Examples of Revenue Expenditure

  • Salary and Wages
  • Carriage of Goods
  • Rent and rates of factory or office building
  • Interest on borrowed capital
  • Depreciation on fixed assets
  • Cost of Goods Sold
  • Consumable stores
  • Electricity bill
  • Transportation Cost
  • Repairs and Maintenance of Machinery (oiling, cleaning etc.)
  • Raw material, work-in-progress, and finished goods
  • Cost incurred for the upkeep of assets
  • Taxes and Legal Expenses
  • Insurance Premium

Revenue Expenditure appears in the Income Statement (Profit & Loss Account), as it generates benefits to the entity for that particular accounting year, in which it took place. Hence, they are charged to the income statement in the same accounting year

Factors Determining Revenue Expenditure

There are certain factors on the basis of which expenditure is considered as Revenue Expenditure, given as under:

  1. Nature of Business: When a company trades in computer systems and its parts, it is considered as inventory for that firm and the cost of buying such inventory is a revenue expenditure. But for the rest of the companies, it is a capital expenditure, as it is going to assist the firm in generating revenue for years.
  2. Recurrence: When the expenditure takes place, multiple times in an accounting year, then also the expense is considered as revenue expenditure.
  3. Purpose: The revenue expenditures are made on purchasing the inventory for the purpose of resale and not for the purpose of personal use or office use. The expenditure is also incurred to buy raw material to convert the same into finished goods and selling them to customers.
  4. Maintenance: If the firm incurs expenses for the normal upkeep of the asset and not to increase its productive capacity, it is regarded as revenue expenditure. Any expenses incurred with the aim of improving its useful life or earning capacity of the asset comes under capital expenditure.
  5. Revenue Generation: If the expenses made by the firm helps in the generation of revenue for the current accounting period, it is considered as an operational expense. Furthermore, as per the matching principle, the expense should be matched with the revenue earned during the period, to be regarded as revenue expenditure.
  6. Amount Spent: The amount spent as revenue expenditure is comparatively small and the benefit obtained is for a limited period only, i.e. one year or less.

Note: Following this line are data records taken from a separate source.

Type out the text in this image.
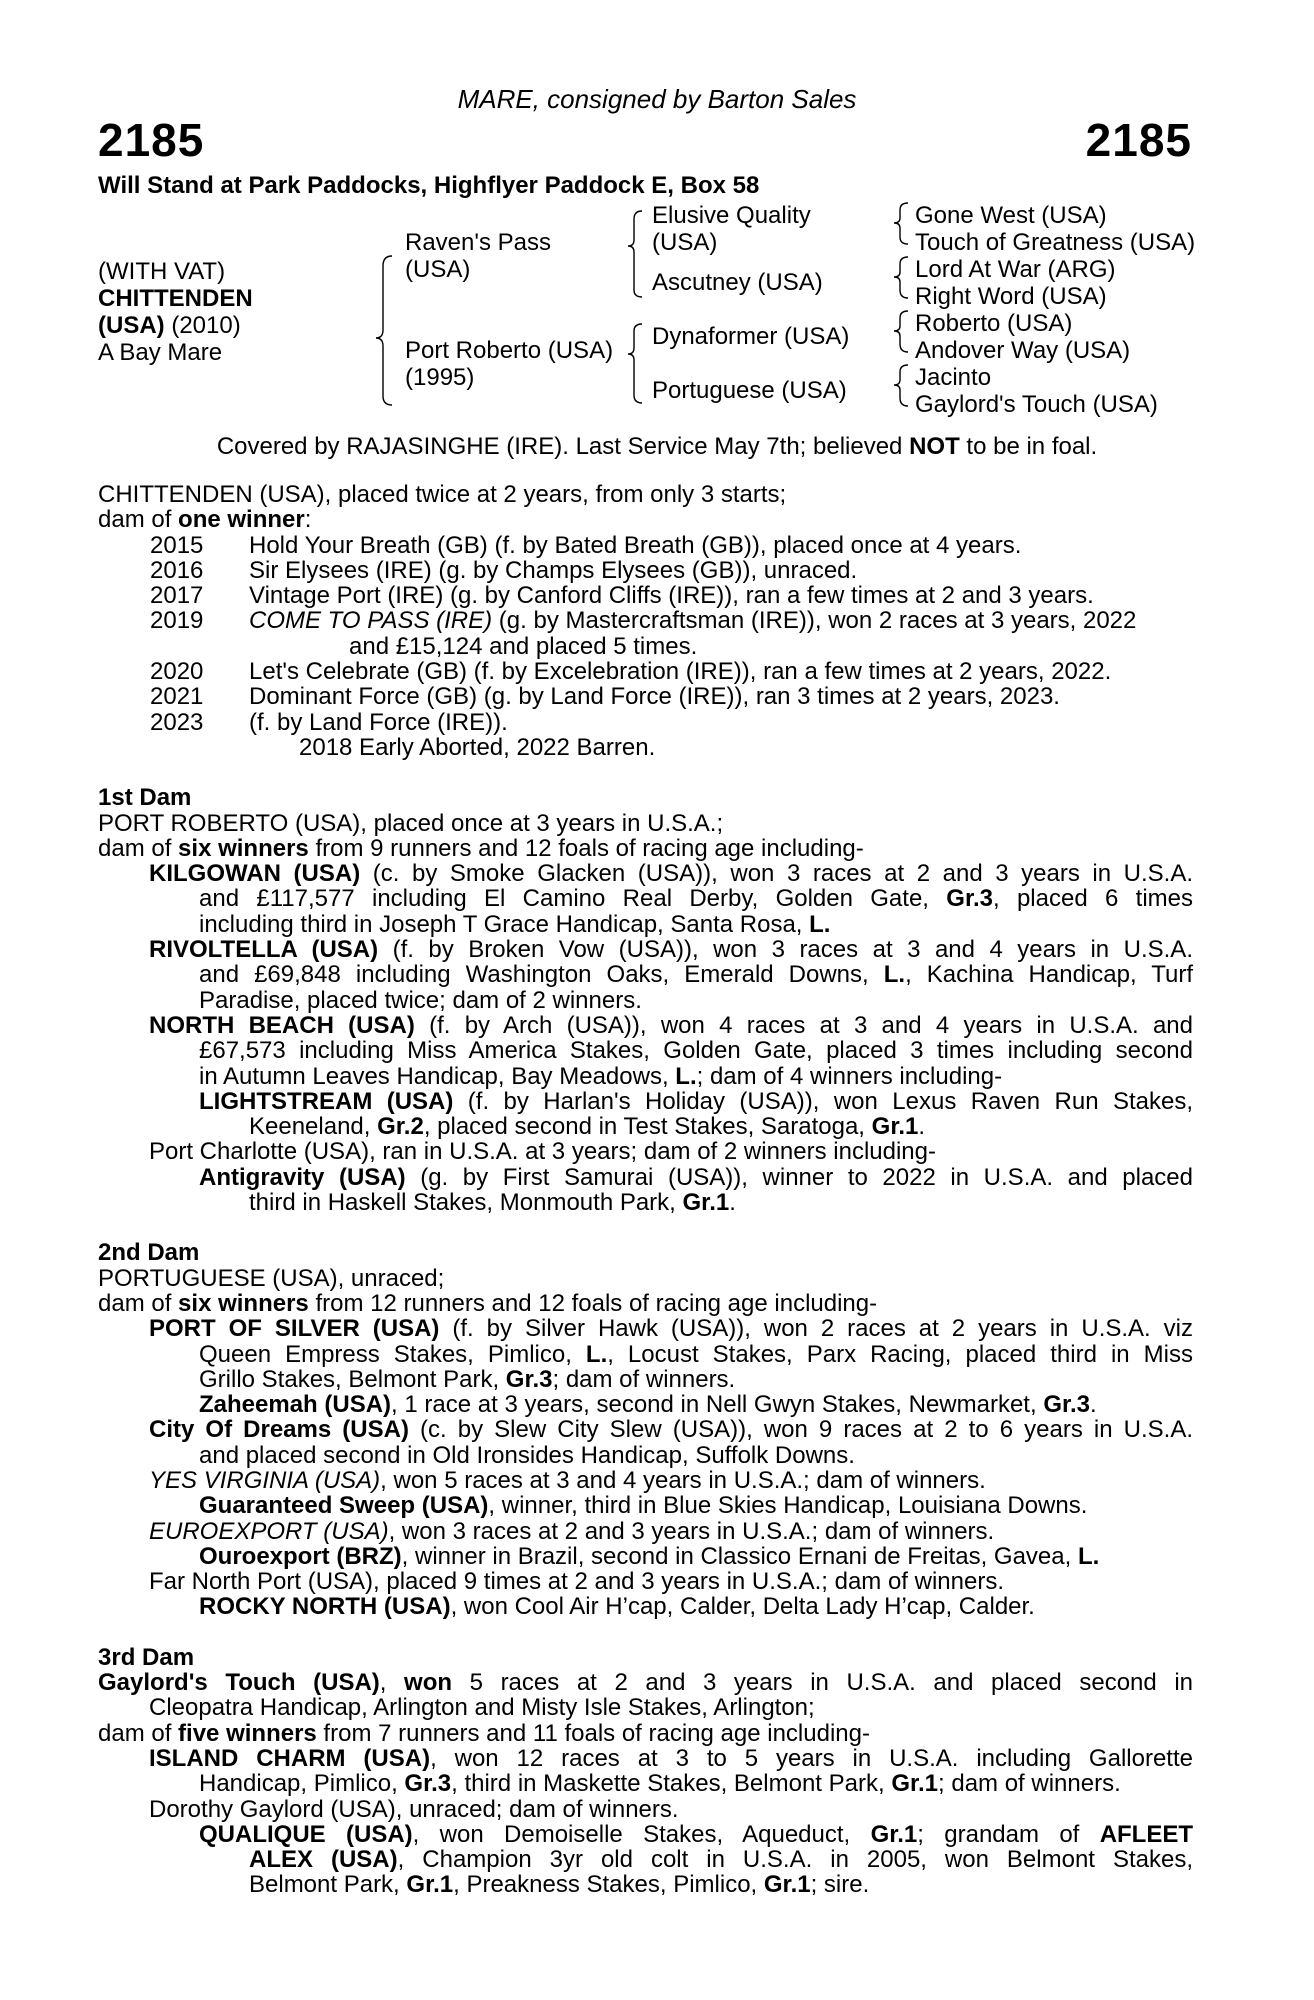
MARE, consigned by Barton Sales
2185	2185
Will Stand at Park Paddocks, Highflyer Paddock E, Box 58
(WITH VAT)
CHITTENDEN
(USA) (2010)
A Bay Mare
Raven's Pass
(USA)
Port Roberto (USA)
(1995)
Elusive Quality
(USA)
Ascutney (USA)
Dynaformer (USA)
Portuguese (USA)
Gone West (USA)
Touch of Greatness (USA)
Lord At War (ARG)
Right Word (USA)
Roberto (USA)
Andover Way (USA)
Jacinto
Gaylord's Touch (USA)
Covered by RAJASINGHE (IRE). Last Service May 7th; believed NOT to be in foal.

CHITTENDEN (USA), placed twice at 2 years, from only 3 starts;

dam of one winner:

2015 Hold Your Breath (GB) (f. by Bated Breath (GB)), placed once at 4 years.
2016 Sir Elysees (IRE) (g. by Champs Elysees (GB)), unraced.
2017 Vintage Port (IRE) (g. by Canford Cliffs (IRE)), ran a few times at 2 and 3 years.
2019 COME TO PASS (IRE) (g. by Mastercraftsman (IRE)), won 2 races at 3 years, 2022

and £15,124 and placed 5 times.

2020 Let's Celebrate (GB) (f. by Excelebration (IRE)), ran a few times at 2 years, 2022.
2021 Dominant Force (GB) (g. by Land Force (IRE)), ran 3 times at 2 years, 2023.
2023 (f. by Land Force (IRE)).

2018 Early Aborted, 2022 Barren.

1st Dam

PORT ROBERTO (USA), placed once at 3 years in U.S.A.;

dam of six winners from 9 runners and 12 foals of racing age including-

KILGOWAN (USA) (c. by Smoke Glacken (USA)), won 3 races at 2 and 3 years in U.S.A.

and £117,577 including El Camino Real Derby, Golden Gate, Gr.3, placed 6 times

including third in Joseph T Grace Handicap, Santa Rosa, L.

RIVOLTELLA (USA) (f. by Broken Vow (USA)), won 3 races at 3 and 4 years in U.S.A.

and £69,848 including Washington Oaks, Emerald Downs, L., Kachina Handicap, Turf

Paradise, placed twice; dam of 2 winners.

NORTH BEACH (USA) (f. by Arch (USA)), won 4 races at 3 and 4 years in U.S.A. and

£67,573 including Miss America Stakes, Golden Gate, placed 3 times including second

in Autumn Leaves Handicap, Bay Meadows, L.; dam of 4 winners including-

LIGHTSTREAM (USA) (f. by Harlan's Holiday (USA)), won Lexus Raven Run Stakes,

Keeneland, Gr.2, placed second in Test Stakes, Saratoga, Gr.1.

Port Charlotte (USA), ran in U.S.A. at 3 years; dam of 2 winners including-

Antigravity (USA) (g. by First Samurai (USA)), winner to 2022 in U.S.A. and placed

third in Haskell Stakes, Monmouth Park, Gr.1.

2nd Dam

PORTUGUESE (USA), unraced;

dam of six winners from 12 runners and 12 foals of racing age including-

PORT OF SILVER (USA) (f. by Silver Hawk (USA)), won 2 races at 2 years in U.S.A. viz

Queen Empress Stakes, Pimlico, L., Locust Stakes, Parx Racing, placed third in Miss

Grillo Stakes, Belmont Park, Gr.3; dam of winners.

Zaheemah (USA), 1 race at 3 years, second in Nell Gwyn Stakes, Newmarket, Gr.3.

City Of Dreams (USA) (c. by Slew City Slew (USA)), won 9 races at 2 to 6 years in U.S.A.

and placed second in Old Ironsides Handicap, Suffolk Downs.

YES VIRGINIA (USA), won 5 races at 3 and 4 years in U.S.A.; dam of winners.

Guaranteed Sweep (USA), winner, third in Blue Skies Handicap, Louisiana Downs.

EUROEXPORT (USA), won 3 races at 2 and 3 years in U.S.A.; dam of winners.

Ouroexport (BRZ), winner in Brazil, second in Classico Ernani de Freitas, Gavea, L.

Far North Port (USA), placed 9 times at 2 and 3 years in U.S.A.; dam of winners.

ROCKY NORTH (USA), won Cool Air H’cap, Calder, Delta Lady H’cap, Calder.

3rd Dam

Gaylord's Touch (USA), won 5 races at 2 and 3 years in U.S.A. and placed second in

Cleopatra Handicap, Arlington and Misty Isle Stakes, Arlington;

dam of five winners from 7 runners and 11 foals of racing age including-

ISLAND CHARM (USA), won 12 races at 3 to 5 years in U.S.A. including Gallorette

Handicap, Pimlico, Gr.3, third in Maskette Stakes, Belmont Park, Gr.1; dam of winners.

Dorothy Gaylord (USA), unraced; dam of winners.

QUALIQUE (USA), won Demoiselle Stakes, Aqueduct, Gr.1; grandam of AFLEET

ALEX (USA), Champion 3yr old colt in U.S.A. in 2005, won Belmont Stakes,

Belmont Park, Gr.1, Preakness Stakes, Pimlico, Gr.1; sire.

In a nutshell, Revenue expenditure is nothing but the regular cost incurred which assists the firm in smooth running the business i.e. to sustain its business operations. However, it will not add any value to the assets or reduces a liability but it helps to earn revenue for the current period.

The benefits of such expenses can be derived in the same accounting year, as they last for a year only. Further, they are allowed to be deducted for tax purposes in the accounting period in which they are spent, as their incurrence is quite frequent.